Heitman J, Zinder N D, Model P
Rockefeller University, New York, N.Y. 10021.
Proc Natl Acad Sci U S A. 1989 Apr;86(7):2281-5. doi: 10.1073/pnas.86.7.2281.
We prepared a set of temperature-sensitive mutants of the EcoRI endonuclease. Under semipermissive conditions, Escherichia coli strains bearing these alleles form poorly growing colonies in which intracellular substrates are cleaved at EcoRI sites and the SOS DNA repair response is induced. Strains defective in SOS induction (lexA3 mutant) or SOS induction and recombination (recA56 and recB21 mutants) are not more sensitive to this in vivo DNA scission, whereas strains deficient in DNA ligase (lig4 and lig ts7 mutants) are extremely sensitive. We conclude that although DNA scission induces the SOS response, neither this induction nor recombination are required for repair. DNA ligase is necessary and may be sufficient to repair EcoRI-mediated DNA breaks in the E. coli chromosome.
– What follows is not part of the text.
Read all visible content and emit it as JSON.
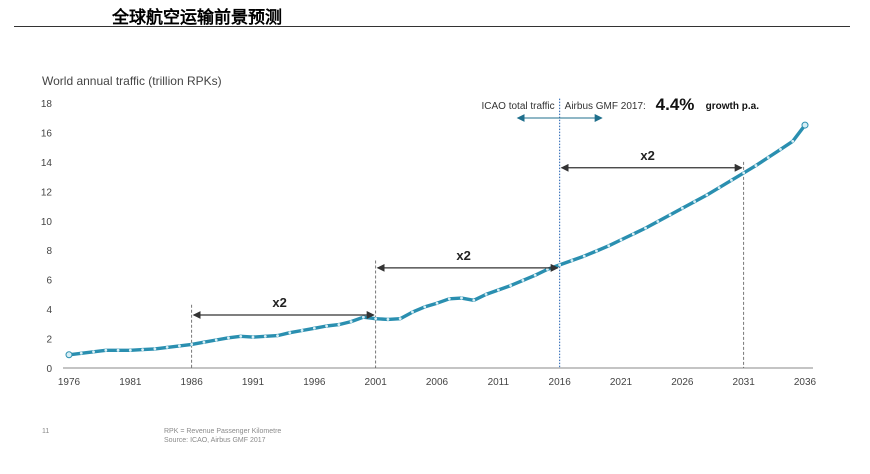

我们制备了一组EcoRI核酸内切酶的温度敏感突变体。在半允许条件下,携带这些等位基因的大肠杆菌菌株形成生长不良的菌落,其中细胞内底物在EcoRI位点被切割,并且诱导了SOS DNA修复反应。SOS诱导缺陷的菌株(lexA3突变体)或SOS诱导和重组缺陷的菌株(recA56和recB21突变体)对这种体内DNA断裂并不更敏感,而DNA连接酶缺陷的菌株(lig4和lig ts7突变体)则极其敏感。我们得出结论,虽然DNA断裂诱导了SOS反应,但修复既不需要这种诱导也不需要重组。DNA连接酶是必需的,并且可能足以修复大肠杆菌染色体中EcoRI介导的DNA断裂。